Viele dieser Schritte hin zum neuen Leben wären in Deutschland so nicht möglich. Das fängt allein schon mit der Zahl der befruchteten Eizellen an: Im deutschen Embryonen-Schutzgesetz ist es unter Strafe verboten, mehr Eizellen zu befruchten, als anschließend in die Gebärmutter eingesetzt werden.
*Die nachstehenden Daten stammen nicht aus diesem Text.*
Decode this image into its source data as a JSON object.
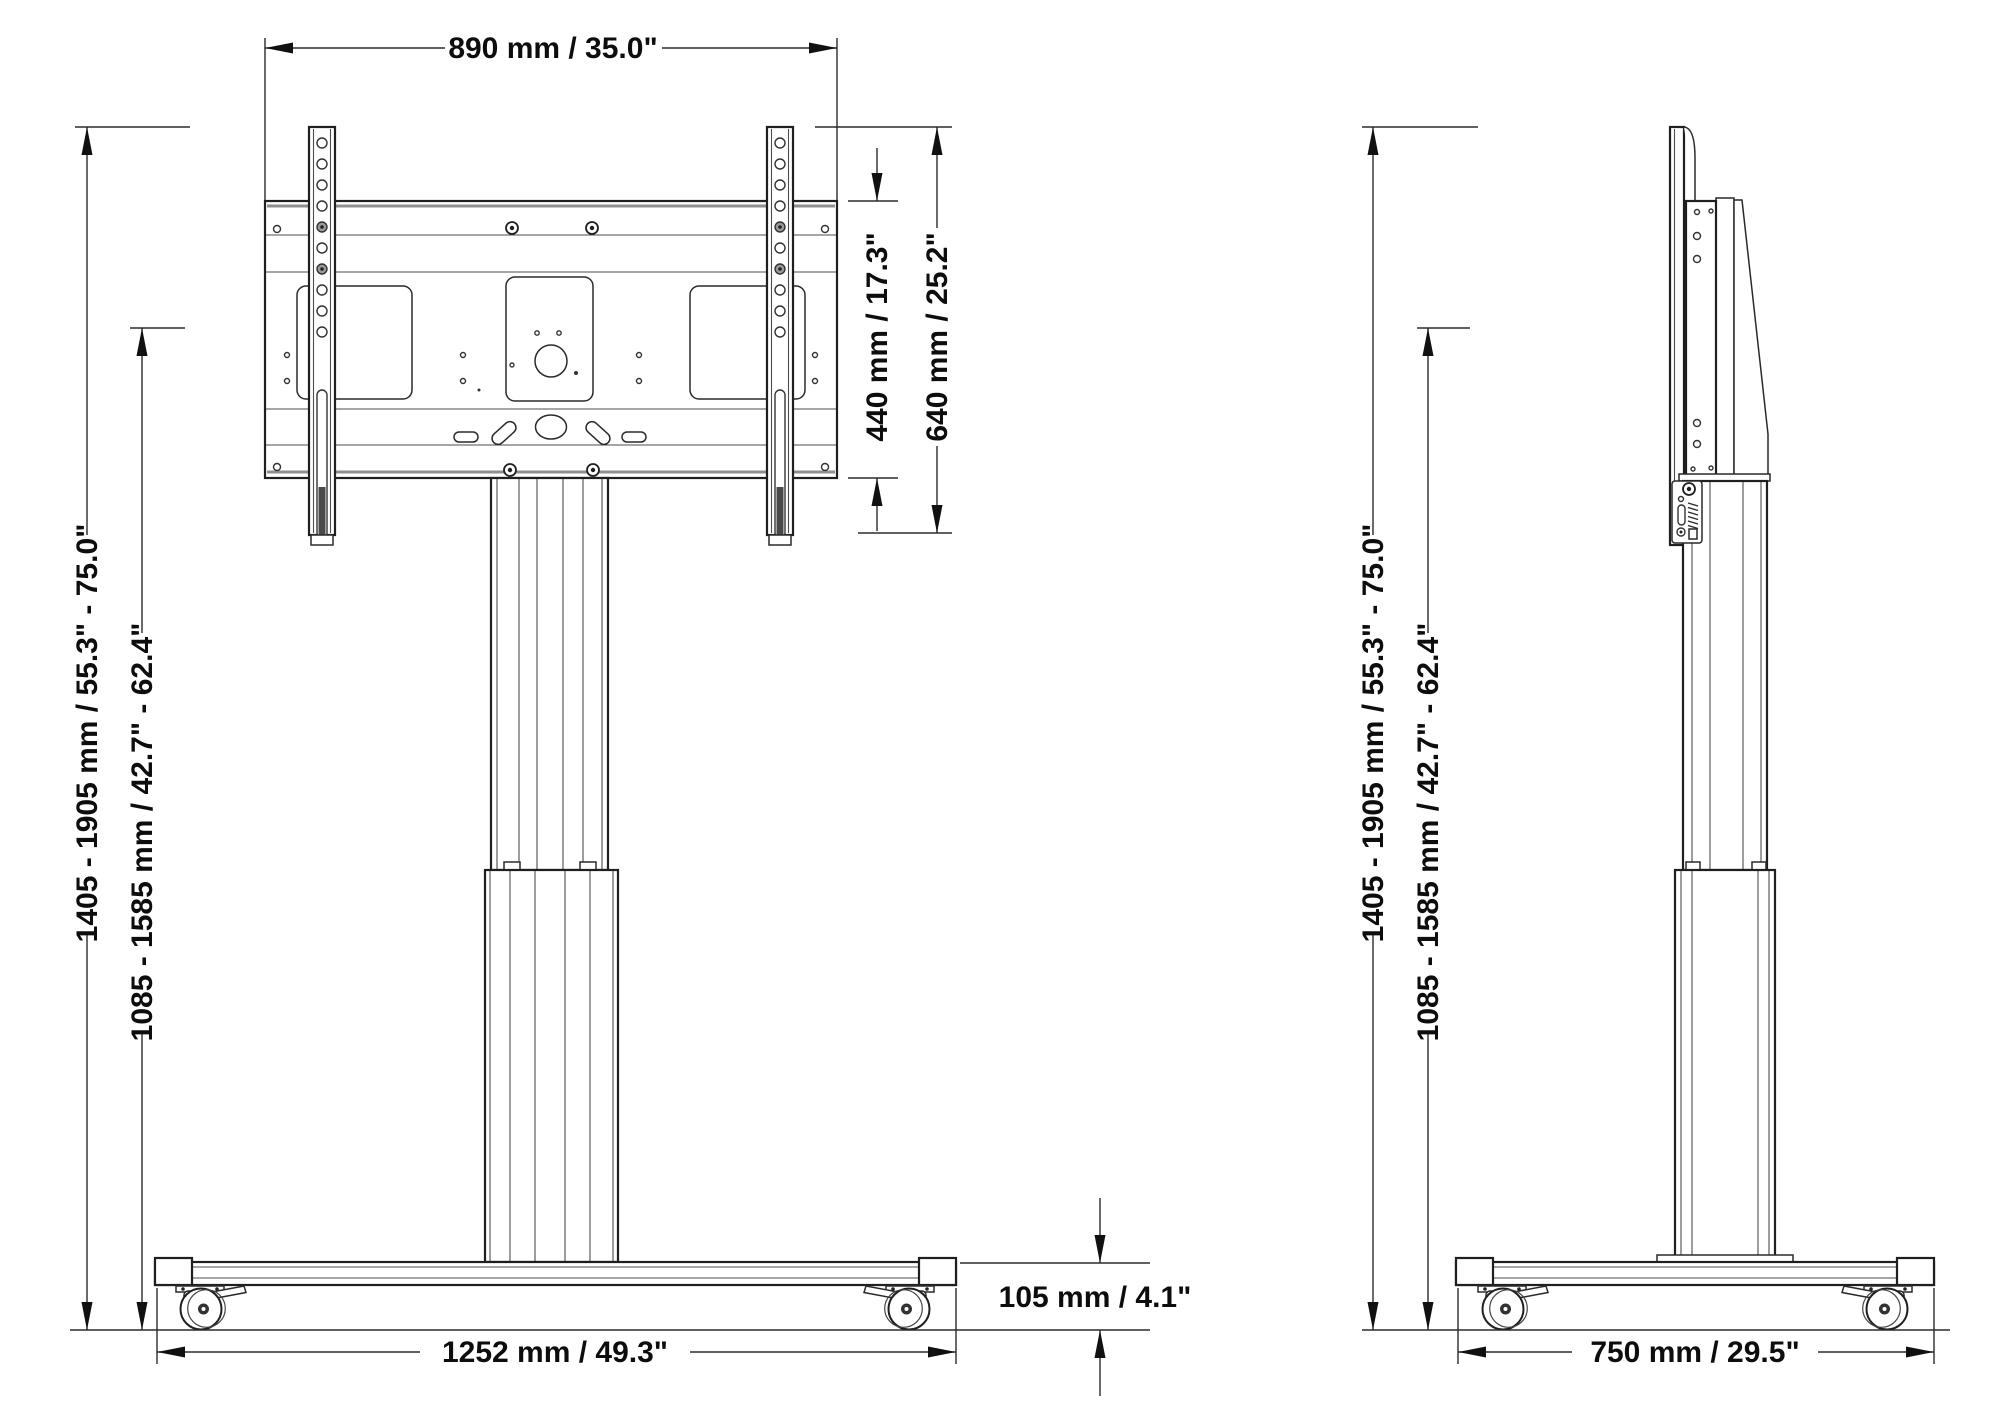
{
  "dimensions": {
    "mount_width": "890 mm / 35.0\"",
    "plate_height": "440 mm / 17.3\"",
    "bracket_height": "640 mm / 25.2\"",
    "overall_height_range": "1405 - 1905 mm / 55.3\" - 75.0\"",
    "center_height_range": "1085 - 1585 mm / 42.7\" - 62.4\"",
    "base_height": "105 mm /  4.1\"",
    "base_width": "1252 mm / 49.3\"",
    "base_depth": "750 mm / 29.5\""
  }
}
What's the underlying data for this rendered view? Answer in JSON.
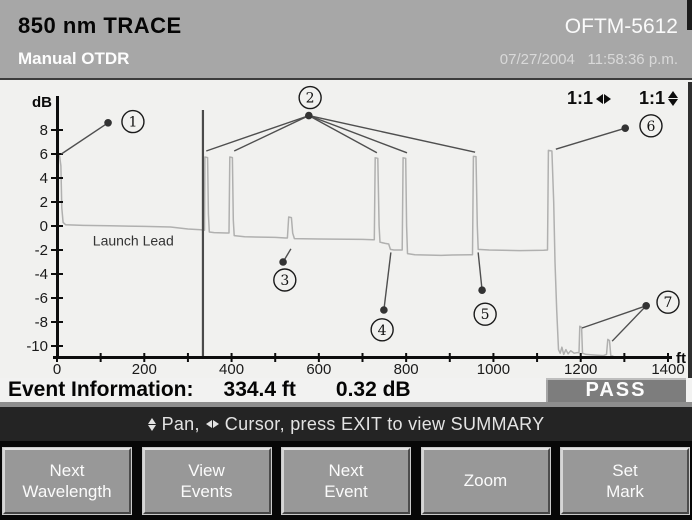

In Prag befruchten die Ärzte regelmäßig zehn Eier, wenn sie der Patientin so viele entnehmen konnten. „Bei einer Frau, die bis zu 35 Jahre alt ist“, sagt Ärztin Hana Visnova, „können wir hoffen, dass da drei gute Blastozysten dabei herauskommen, von denen wir höchstens zwei einsetzen.“ Blastozysten werden die Embryos in einer frühen Entwicklungsstufe genannt. Ein anderes Beispiel ist die Dauer der Beobachtung: Während in manchen Ländern die befruchteten Eizellen schon nach drei Tagen in den Mutterleib eingepflanzt werden müssen, dürfen sie in Prag fünf Tage im Labor beobachtet werden – die zwei zusätzlichen Tage, beteuert Visnova, bedeute eine Steigerung der Erfolgsquote um den Faktor zwei, weil man die lebensfähigen Embryonen während dieser Phase besser identifizieren könne. Auch auf genetische Defekte lassen sich die Embryonen vor der Einpflanzung untersuchen – diese sogenannte Präimplantationsdiagnostik ist in Deutschland nur zulässig, wenn in der Familie schwere Erbkrankheiten vorliegen. Nachvollziehen kann Hana Visnova die Einschränkung nicht: „In Deutschland darf man in vielen Fällen so früh keine Untersuchungen vornehmen – aber wenn dann später in der Schwangerschaft genetische Defekte festgestellt werden, darf man abtreiben. Bei uns ist es hingegen erlaubt, von vornherein nur gesunde Embryonen in die Gebärmutter einzusetzen.“

Ganz heil ist die Welt der Fortpflanzungsmediziner aber auch in Tschechien nicht: Alleinstehende Frauen oder lesbische Paare dürfen nicht per Samenspende im Labor schwanger werden – dieser Weg ist heterosexuellen Paaren vorbehalten, ob sie nun verheiratet sind oder nicht. „Viele Tschechinnen fahren deshalb nach Belgien oder Dänemark, wo das möglich ist“, sagt Hana Visnova.

Der Befruchtungs-Tourismus kennt viele Richtungen.